Australian retailers have often said GST is part of the reason they cannot sell products for the same low prices consumers can find online from overseas.
The country’s current GST threshold on overseas purchases means anything that costs less than $1000 does not have the tax slapped onto its price.
Speaking at an industry event in Sydney yesterday, two of Australia’s supermarket bosses said they don’t think the threshold needs to be lowered to $20 to help Australian retailers compete, a push being made by many of their discretionary peers.
“It should be a free market, we should allow competition to prevail,” said Coles managing director Ian McLeod.
“It stimulates productivity, it stimulates efficiency and it stimulates lower prices. That needs to be the focus in this.”

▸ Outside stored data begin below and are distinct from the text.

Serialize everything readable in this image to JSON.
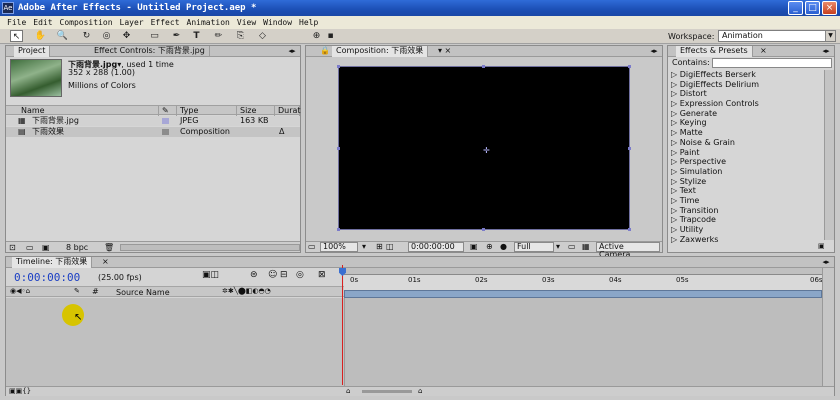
{
  "window": {
    "title": "Adobe After Effects - Untitled Project.aep *",
    "icon": "ae-icon"
  },
  "window_buttons": {
    "minimize": "_",
    "maximize": "□",
    "close": "×"
  },
  "menu": [
    "File",
    "Edit",
    "Composition",
    "Layer",
    "Effect",
    "Animation",
    "View",
    "Window",
    "Help"
  ],
  "toolbar": {
    "tools": [
      "selection-tool",
      "hand-tool",
      "zoom-tool",
      "rotate-tool",
      "orbit-camera-tool",
      "track-xy-tool",
      "track-z-tool",
      "pan-behind-tool",
      "rectangle-mask-tool",
      "pen-tool",
      "type-tool",
      "brush-tool",
      "clone-stamp-tool",
      "eraser-tool"
    ],
    "tool_glyphs": [
      "↖",
      "✋",
      "🔍",
      "↻",
      "◎",
      "✥",
      "✥",
      "⊞",
      "▭",
      "✒",
      "T",
      "✏",
      "⎘",
      "◇"
    ],
    "workspace_label": "Workspace:",
    "workspace_value": "Animation"
  },
  "project": {
    "tabs": [
      "Project",
      "Effect Controls: 下雨背景.jpg"
    ],
    "item_name": "下雨背景.jpg",
    "item_usage": "▾, used 1 time",
    "item_dims": "352 x 288 (1.00)",
    "item_colors": "Millions of Colors",
    "columns": [
      "Name",
      "Type",
      "Size",
      "Durat"
    ],
    "rows": [
      {
        "name": "下雨背景.jpg",
        "type": "JPEG",
        "size": "163 KB",
        "duration": "",
        "label_color": "#a7a7d6"
      },
      {
        "name": "下雨效果",
        "type": "Composition",
        "size": "",
        "duration": "Δ",
        "label_color": "#8c8c8c"
      }
    ],
    "footer_bpc": "8 bpc"
  },
  "composition": {
    "tab": "Composition: 下雨效果",
    "zoom": "100%",
    "timecode": "0:00:00:00",
    "resolution": "Full",
    "camera": "Active Camera"
  },
  "effects": {
    "tab": "Effects & Presets",
    "contains_label": "Contains:",
    "items": [
      "DigiEffects Berserk",
      "DigiEffects Delirium",
      "Distort",
      "Expression Controls",
      "Generate",
      "Keying",
      "Matte",
      "Noise & Grain",
      "Paint",
      "Perspective",
      "Simulation",
      "Stylize",
      "Text",
      "Time",
      "Transition",
      "Trapcode",
      "Utility",
      "Zaxwerks"
    ]
  },
  "timeline": {
    "tab": "Timeline: 下雨效果",
    "current_time": "0:00:00:00",
    "fps": "(25.00 fps)",
    "source_name_header": "Source Name",
    "ruler_ticks": [
      "0s",
      "01s",
      "02s",
      "03s",
      "04s",
      "05s",
      "06s"
    ]
  }
}
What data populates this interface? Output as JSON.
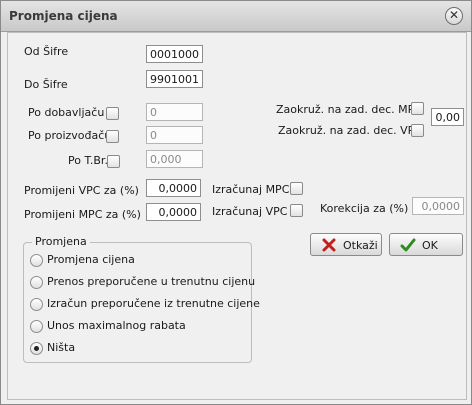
{
  "window": {
    "title": "Promjena cijena",
    "close_glyph": "✕"
  },
  "fields": {
    "od_sifre": {
      "label": "Od Šifre",
      "value": "0001000"
    },
    "do_sifre": {
      "label": "Do Šifre",
      "value": "9901001"
    },
    "po_dobavljacu": {
      "label": "Po dobavljaču",
      "value": "0"
    },
    "po_proizvodjacu": {
      "label": "Po proizvođaču",
      "value": "0"
    },
    "po_tbr": {
      "label": "Po T.Br.",
      "value": "0,000"
    },
    "zaokruz_mpc": {
      "label": "Zaokruž. na zad. dec. MPC"
    },
    "zaokruz_vpc": {
      "label": "Zaokruž. na zad. dec. VPC"
    },
    "zaokruz_value": "0,00",
    "promijeni_vpc": {
      "label": "Promijeni VPC za (%)",
      "value": "0,0000"
    },
    "promijeni_mpc": {
      "label": "Promijeni MPC za (%)",
      "value": "0,0000"
    },
    "izracunaj_mpc": {
      "label": "Izračunaj MPC"
    },
    "izracunaj_vpc": {
      "label": "Izračunaj VPC"
    },
    "korekcija": {
      "label": "Korekcija za (%)",
      "value": "0,0000"
    }
  },
  "promjena": {
    "legend": "Promjena",
    "options": [
      {
        "label": "Promjena cijena",
        "selected": false
      },
      {
        "label": "Prenos preporučene u trenutnu cijenu",
        "selected": false
      },
      {
        "label": "Izračun preporučene iz trenutne cijene",
        "selected": false
      },
      {
        "label": "Unos maximalnog rabata",
        "selected": false
      },
      {
        "label": "Ništa",
        "selected": true
      }
    ]
  },
  "buttons": {
    "cancel": {
      "label": "Otkaži",
      "icon": "x-icon",
      "color": "#c0201a"
    },
    "ok": {
      "label": "OK",
      "icon": "check-icon",
      "color": "#2e8b1e"
    }
  }
}
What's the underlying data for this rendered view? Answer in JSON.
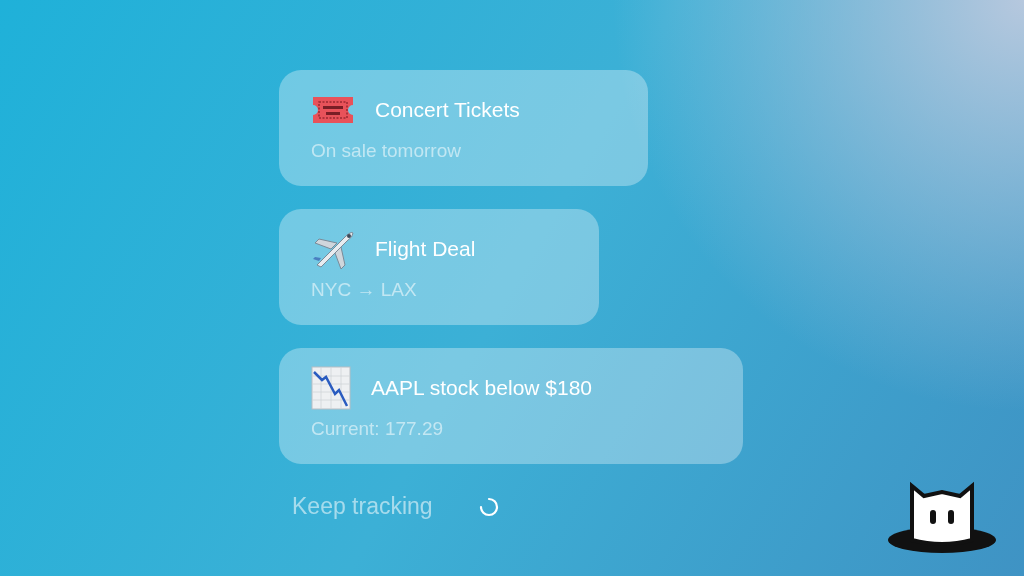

His views were echoed by Woolworths Supermarkets managing director Tjeerd Jegen. Both were speaking at Australian National Retailers Association event which renewed the industry group’s calls to lower the threshold.
“We should compete with a compelling offer and in a time when customers are really doing it tough, I don’t think retailers should ask for higher taxes,” he said.
“Our view is we should keep the threshold where it is, but we respect ANRA’s views.”
At the event yesterday McLeod admitted supermarkets were less affected by the rule, as people were unlikely to try and save a small amount by purchasing food products in large amounts online.
Last month ANRA chairman John Gillam, also the boss of Wesfarmers-owned Bunnings Warehouse and Officeworks, wrote to Prime Minister Julia Gillard calling for the threshold to be lowered to $20 for online purchases from foreign suppliers.